O disco segue em altíssimo nível até chegar em “Heaven”, que é uma música meio Shoegaze com bateria sequinha que qualquer banda de indie gostaria de ter feito. Linda música. Em “LOST!” (mais uma vez ele se mostrando perdido) a gente vai para uma produção de hip-hop incrivelmente elaborada e de belíssimo gosto que tem um tempero de French Pop espetacular. Depois vem “Around the world in a day”, linda música com um arranjo de violão de nylon que nem a Nova MPB brasileira tem ousadia de tentar hoje em dia. Para fechar o disco, temos “Come back to me”, que são duas músicas em uma: começa acústica e intimista e, da metade para frente, vira um neo-soul belíssimo que dá vontade de levantar e dançar junto batendo palmas. Uma faixa de descobrimento. Um ciclo se fechou e ele finalmente se descobriu.
Geralmente meus textos não descrevem tanto o som, quase em um faixa a faixa como o texto que escrevi hoje, mas queria só deixar registrado aqui alguns detalhes dos motivos pelos quais achei este um dos melhores discos que ouvi no ano. São 34 minutos que passam voando e a gente fica querendo ouvir em loop. A gente se questiona. Pergunta quem é esse Kim Namjoon e no final da audição descobrimos quem ele está buscando ser. Ser ele. Sem fórmulas. Sem obviedades.
A grandiosidade de um artista como o Kim Namjoon (RM) lançar um disco tão inovador e experimental hoje em dia é um tapa na cara da música Pop que toca no fundo das lojas de fast fashion atual. Uma indústria que fica disputando aos tapas quem tem o fandom mais competitivo para saber quem tem mais plays no Spotify. Parece que tá tudo bem lançar música como pastelaria, como conteúdo, e quem reclama vai sofrer as consequências de ouvintes que fazem parte de um culto e não estão ali mais pela música há muito tempo. “Independente do que for lançado, amarei incondicionalmente”.
Quer um Pop criativo? Vá ouvir K-Pop. Já faz bastante tempo que falamos isso aqui no Silêncio no Estúdio. Pop não é o problema. O problema é o Pop que subestima a capacidade das pessoas de curtirem o diferente. Música feita para playlists com canções iguais. Que são definidas por sucesso pleno ou flop. Não existem mais nuances. E é por isso que acho importante demais (e será muito falado aqui) que um disco como “Right Place, Wrong Person” exista. Todo mundo precisa ouvir de cabeça aberta, falar sobre ele e espalhar para seus melhores amigos e amigas. Porque pouca gente está falando. Vamos juntos! Boa audição.
Por Vinícius Cabral
É NOVO. E MUITO BOM
Dou sequência ao texto do Bruno, trazendo a essa newsletter um caráter quase temático. O mundo pasteurizado é realmente insuportável. Mais do que isso, um mundo onde a imagem e o extra musical seguem pesando muito mais do que a música em si.
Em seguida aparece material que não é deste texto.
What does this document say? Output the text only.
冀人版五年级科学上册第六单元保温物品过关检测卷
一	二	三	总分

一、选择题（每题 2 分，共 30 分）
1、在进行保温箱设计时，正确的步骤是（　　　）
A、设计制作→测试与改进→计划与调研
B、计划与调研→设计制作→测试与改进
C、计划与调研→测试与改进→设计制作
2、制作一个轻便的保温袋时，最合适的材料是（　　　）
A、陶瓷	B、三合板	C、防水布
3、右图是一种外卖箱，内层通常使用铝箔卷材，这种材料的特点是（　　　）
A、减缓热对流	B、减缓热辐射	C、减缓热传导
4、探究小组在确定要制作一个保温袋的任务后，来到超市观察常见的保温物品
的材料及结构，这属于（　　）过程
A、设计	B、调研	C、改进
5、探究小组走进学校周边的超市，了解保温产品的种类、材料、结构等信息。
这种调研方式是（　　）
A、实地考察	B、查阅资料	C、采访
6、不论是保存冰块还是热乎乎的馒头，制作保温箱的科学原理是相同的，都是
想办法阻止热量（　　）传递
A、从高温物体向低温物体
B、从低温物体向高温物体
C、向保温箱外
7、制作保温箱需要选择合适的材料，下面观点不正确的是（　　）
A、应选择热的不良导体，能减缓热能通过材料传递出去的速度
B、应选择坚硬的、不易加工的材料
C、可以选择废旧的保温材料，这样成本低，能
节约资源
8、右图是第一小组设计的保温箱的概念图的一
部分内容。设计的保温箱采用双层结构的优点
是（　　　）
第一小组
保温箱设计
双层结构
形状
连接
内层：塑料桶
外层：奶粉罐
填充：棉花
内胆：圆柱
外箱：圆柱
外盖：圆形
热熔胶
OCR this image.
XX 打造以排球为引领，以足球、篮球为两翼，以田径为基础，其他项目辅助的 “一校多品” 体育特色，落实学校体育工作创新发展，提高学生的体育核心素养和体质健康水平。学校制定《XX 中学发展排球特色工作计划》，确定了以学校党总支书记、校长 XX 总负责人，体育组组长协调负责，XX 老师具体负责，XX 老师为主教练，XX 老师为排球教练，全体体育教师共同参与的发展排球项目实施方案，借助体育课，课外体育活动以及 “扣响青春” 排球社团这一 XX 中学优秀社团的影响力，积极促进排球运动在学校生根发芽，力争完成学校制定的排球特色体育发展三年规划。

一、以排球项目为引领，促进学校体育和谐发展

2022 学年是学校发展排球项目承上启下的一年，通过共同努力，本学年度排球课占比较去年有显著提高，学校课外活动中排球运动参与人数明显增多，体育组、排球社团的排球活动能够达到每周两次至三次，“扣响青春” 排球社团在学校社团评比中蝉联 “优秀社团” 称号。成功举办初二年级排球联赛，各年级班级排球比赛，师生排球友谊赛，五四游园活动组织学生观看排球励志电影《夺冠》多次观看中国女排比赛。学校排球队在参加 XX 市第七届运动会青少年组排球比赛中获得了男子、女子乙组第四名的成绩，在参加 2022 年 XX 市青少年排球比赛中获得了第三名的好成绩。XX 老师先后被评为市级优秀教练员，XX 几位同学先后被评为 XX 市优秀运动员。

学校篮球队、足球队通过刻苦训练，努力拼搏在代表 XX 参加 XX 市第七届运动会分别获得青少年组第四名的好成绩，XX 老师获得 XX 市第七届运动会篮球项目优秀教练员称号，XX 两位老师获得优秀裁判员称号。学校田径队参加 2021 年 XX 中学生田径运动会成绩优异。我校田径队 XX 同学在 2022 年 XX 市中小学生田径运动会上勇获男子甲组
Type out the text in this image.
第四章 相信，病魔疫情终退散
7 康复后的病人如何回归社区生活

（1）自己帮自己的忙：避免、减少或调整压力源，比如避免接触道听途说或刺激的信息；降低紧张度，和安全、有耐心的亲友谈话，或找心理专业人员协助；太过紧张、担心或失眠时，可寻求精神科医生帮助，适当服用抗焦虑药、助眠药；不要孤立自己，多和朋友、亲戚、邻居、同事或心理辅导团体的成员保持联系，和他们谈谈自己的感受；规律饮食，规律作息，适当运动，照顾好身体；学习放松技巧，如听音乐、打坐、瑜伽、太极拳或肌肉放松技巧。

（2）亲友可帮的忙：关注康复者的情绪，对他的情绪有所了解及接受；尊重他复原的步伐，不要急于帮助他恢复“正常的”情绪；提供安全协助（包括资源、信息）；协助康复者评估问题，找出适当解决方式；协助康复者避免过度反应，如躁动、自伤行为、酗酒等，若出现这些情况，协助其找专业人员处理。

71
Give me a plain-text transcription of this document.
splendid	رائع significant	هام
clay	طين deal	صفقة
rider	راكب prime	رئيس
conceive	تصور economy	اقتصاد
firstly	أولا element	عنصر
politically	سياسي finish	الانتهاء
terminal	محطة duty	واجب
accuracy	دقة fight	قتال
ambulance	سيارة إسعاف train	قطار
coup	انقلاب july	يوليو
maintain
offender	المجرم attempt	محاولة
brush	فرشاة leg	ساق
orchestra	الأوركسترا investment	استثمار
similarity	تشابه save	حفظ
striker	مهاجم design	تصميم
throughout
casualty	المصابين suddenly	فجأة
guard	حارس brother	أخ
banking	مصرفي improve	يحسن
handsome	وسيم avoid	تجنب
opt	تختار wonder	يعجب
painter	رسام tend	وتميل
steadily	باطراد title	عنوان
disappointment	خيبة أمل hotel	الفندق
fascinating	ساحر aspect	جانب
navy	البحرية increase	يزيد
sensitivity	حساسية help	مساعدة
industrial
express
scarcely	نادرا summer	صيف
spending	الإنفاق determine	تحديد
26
Não que o K-pop não seja permeado por imagem de todos os lados e de todos os jeitos. É clipe, disco em CD com 30 capas diferentes, ensaio de fotos, vídeo de making of de gravações, making of de videoclipe, making of de making of. Enfim, há uma máquina muito gigantesca de produção de material promocional. Mas há um sentido aqui: o material promocional é promocional. A música é a música. E a música, por si só, precisa fazer sentido.
A música da NewJeans faz muito sentido, e eu já canso de dizer que o K-pop traz o maior respiro criativo que o pop já viu em mais de 3 décadas. Eu não vou nem comentar (por ora) o que significa o Namjoon, um dos integrantes de um dos grupos mais populares do planeta fazer um álbum quase experimental, como Bruno destaca aí acima. Por enquanto eu tô só na seara do pop. “Mas o Vini odeia pop”, dirão nossos regulares. Não. Eu odeio a cultura consumista e descartável do pop. Quando a música é boa, bem arranjada e criativamente arrojada, ela pode ser de qualquer gênero que vou ouvir com empolgação. E a música da NewJeans é assim.
As meninas lançaram este mês um single simples com apenas duas canções, How Sweet e Bubble Gum. A segunda é mais “tradicional”, embora tenha uma ponte magistral que garante a audição repetida. Mas a primeira é daquelas fusões do K-pop que até demora a cair a ficha de como veio a existir. E a explicação está na própria capa do EP: “uma canção que funde Miami Bass com beats eletro aditivos”. Eu não teria melhor explicação. Mas isso é só o arranjo. A melodia que navega “por cima” disso é brilhante, com uma daquelas progressões não usuais que já marcam também o K-pop mais inventivo e arriscado.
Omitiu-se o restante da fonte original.